The electric bicycle in particular, has already proved to be a big contribution to the mobility and the social activity of elderly people, assisting the elder community, especially where their strength and health reduces their cycling abilities. As more elderly people are using cycling as a means of transportation or recreation, an increasing number of people are facing a heightened feeling of insecurity on their bikes. A decrease of vision, hearing and reaction time can cause more dangerous and unexpected situations.

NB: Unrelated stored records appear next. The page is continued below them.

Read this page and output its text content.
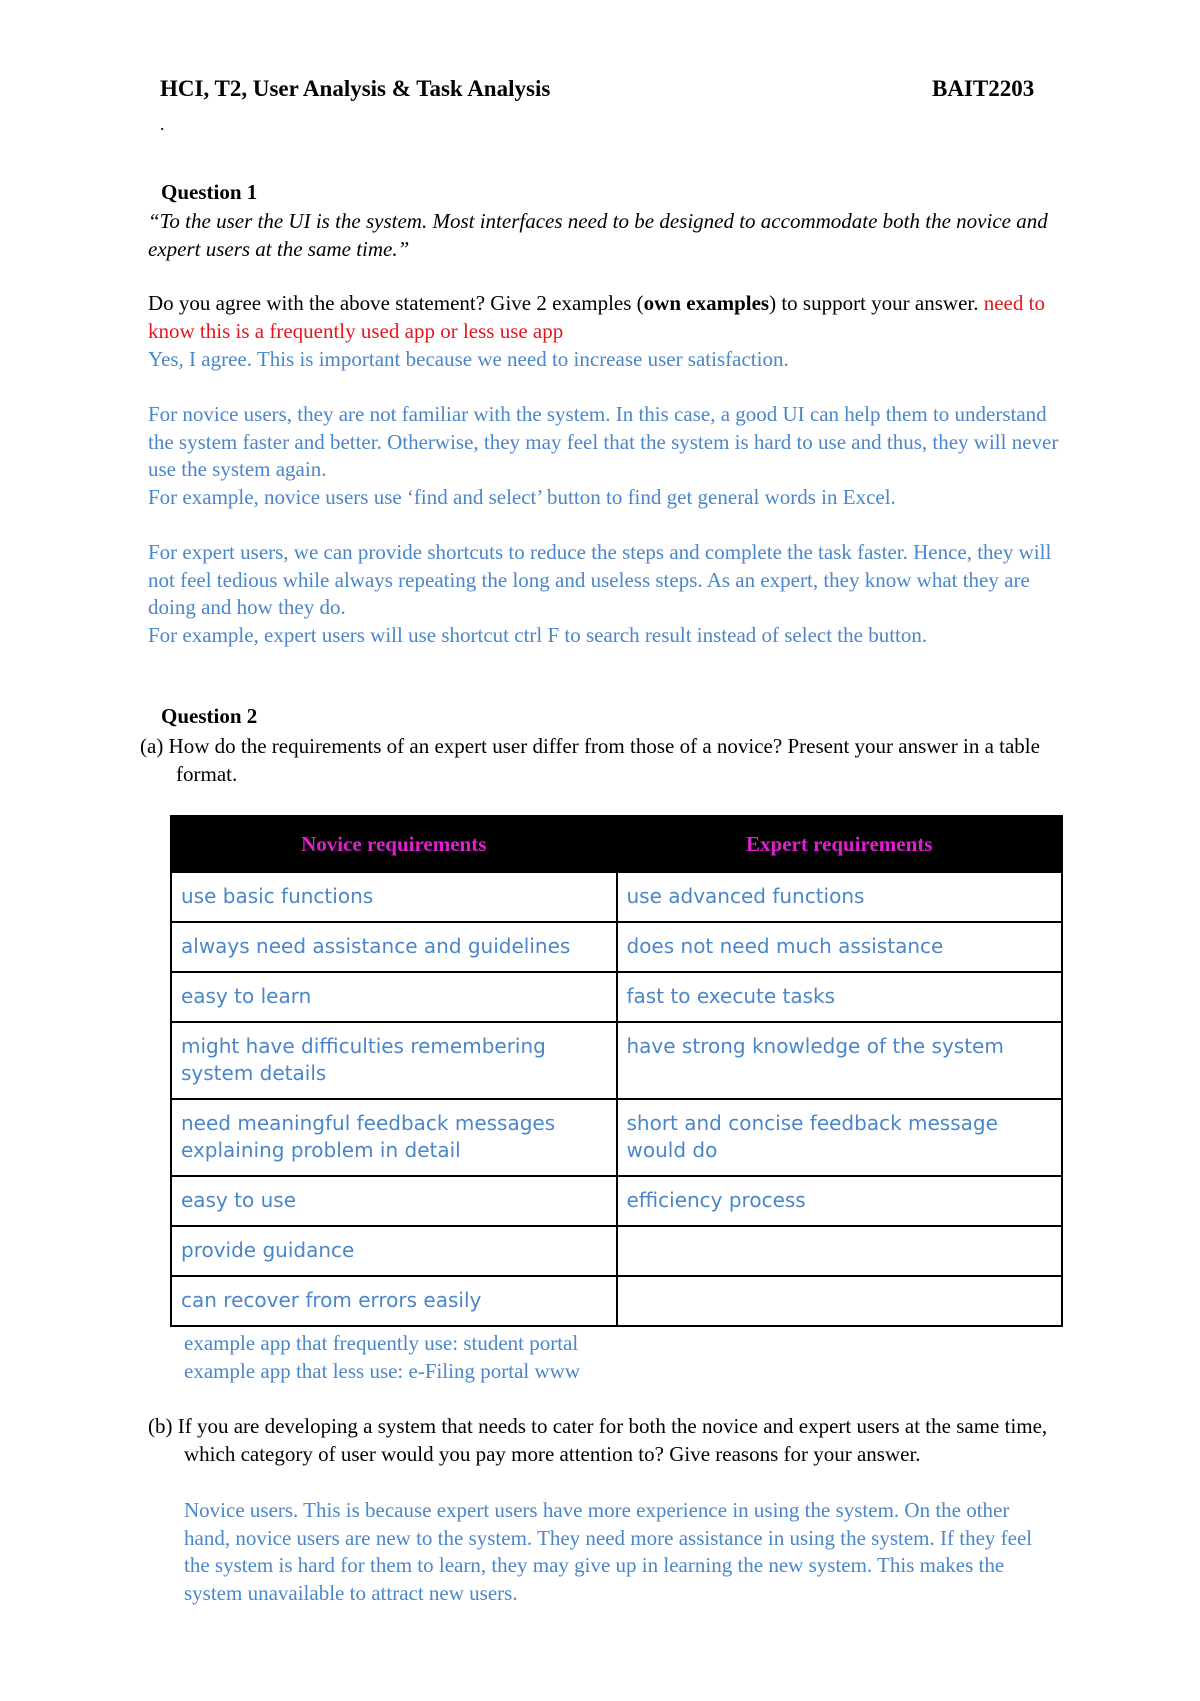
HCI, T2, User Analysis & Task Analysis	BAIT2203
.
Question 1
“To the user the UI is the system. Most interfaces need to be designed to accommodate both the novice and expert users at the same time.”
Do you agree with the above statement? Give 2 examples (own examples) to support your answer. need to know this is a frequently used app or less use app
Yes, I agree. This is important because we need to increase user satisfaction.
For novice users, they are not familiar with the system. In this case, a good UI can help them to understand the system faster and better. Otherwise, they may feel that the system is hard to use and thus, they will never use the system again.
For example, novice users use ‘find and select’ button to find get general words in Excel.
For expert users, we can provide shortcuts to reduce the steps and complete the task faster. Hence, they will not feel tedious while always repeating the long and useless steps. As an expert, they know what they are doing and how they do.
For example, expert users will use shortcut ctrl F to search result instead of select the button.
Question 2
(a) How do the requirements of an expert user differ from those of a novice? Present your answer in a table format.
Novice requirements	Expert requirements
use basic functions	use advanced functions
always need assistance and guidelines	does not need much assistance
easy to learn	fast to execute tasks
might have difficulties remembering system details	have strong knowledge of the system
need meaningful feedback messages explaining problem in detail	short and concise feedback message would do
easy to use	efficiency process
provide guidance	
can recover from errors easily	
example app that frequently use: student portal
example app that less use: e-Filing portal www
(b) If you are developing a system that needs to cater for both the novice and expert users at the same time, which category of user would you pay more attention to? Give reasons for your answer.
Novice users. This is because expert users have more experience in using the system. On the other hand, novice users are new to the system. They need more assistance in using the system. If they feel the system is hard for them to learn, they may give up in learning the new system. This makes the system unavailable to attract new users.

For example, the sense of balance may decline, which gives problems when getting on and off the bicycle. Misjudgement of cornering speeds, either too slow or too fast (especially with an electric bicycle) often leads to increased levels of danger. The ability to multi-task while riding a bicycle can also be greatly reduced in the elderly population.
A consequence is that at a certain point people stop riding their bicycles, because they are afraid. Subsequently, they quickly become less active which may accelerate their decline in mobility in general.
The current solutions for people who have problems riding their bicycles, is the change to a tricycle or a mobility scooter. This change is not easily made, because of the stigmatic character of these products and reduced mobility can be a result.
The goal of the SOFIE (Intelligent Supported Bicycle) project is to develop intelligent assistance devices for electric bicycles to help elderly or cyclists with disabilities and to improve knowledge about bicycle stability especially with regards to elderly cyclists.
At the moment there are few solutions for the problems that elderly and disabled people deal with on their bicycles. In this project IADT (Intelligent Assist Device Technology) will be used to maintain the mobility of elderly, by increasing their sense of safety and stability on the bicycle. This will prolong their independence and maintain their social and physical levels of activity.
In the case of the SOFIE, lead researcher, Vera Bulsink PhD., compared possible cycling control strategies of older cyclists to that of younger cyclists in laboratory tests. Existing research models of bike development calculated the cycling person as one mass. But the personal properties of the cyclist determine the probability to fall from a bike. Bulsink extended existing bicycle computer models with a realistic tire-road contact model and added the motions of the cyclist, like the steering movement, upper-body movement and the outward knee movements.
The computer simulation model resulted in several design suggestions for a more stable bike frame. The combination of the steeper head angle at the steering axis, the smaller wheels and a shorter wheelbase makes the bicycle more stable at low speeds. The computer model makes it easier to judge the stability of bicycle designs.
The low entry of the SOFIE bicycle improves the ease of getting on and off the bike, and an automatic saddle adjusts its height to the speed while driving. Also, a drive off assistance helps to get speed and avoids slow cycling, and the limitation of maximum speed to 18 km/hour prevents falling.
The bike has not been taken in production yet. The consortium contacted several manufacturers with their design. They are interested, but so far none of has decided to produce it. “A pity,” according to Bulsink. “I am convinced that this design can prevent a lot of elderly people from falling.”
The SOFIE project is a collaboration of RRD, Indes, and the University of Twente, where Bulsink did her PhD at the department of Biomechanical Engineering and was supervised by professor Bart Koopman, Dorien van de Belt and Maarten Bonnema from the faculty of engineering technology. Her research has been co-funded by the Netherlands Enterprise Agency.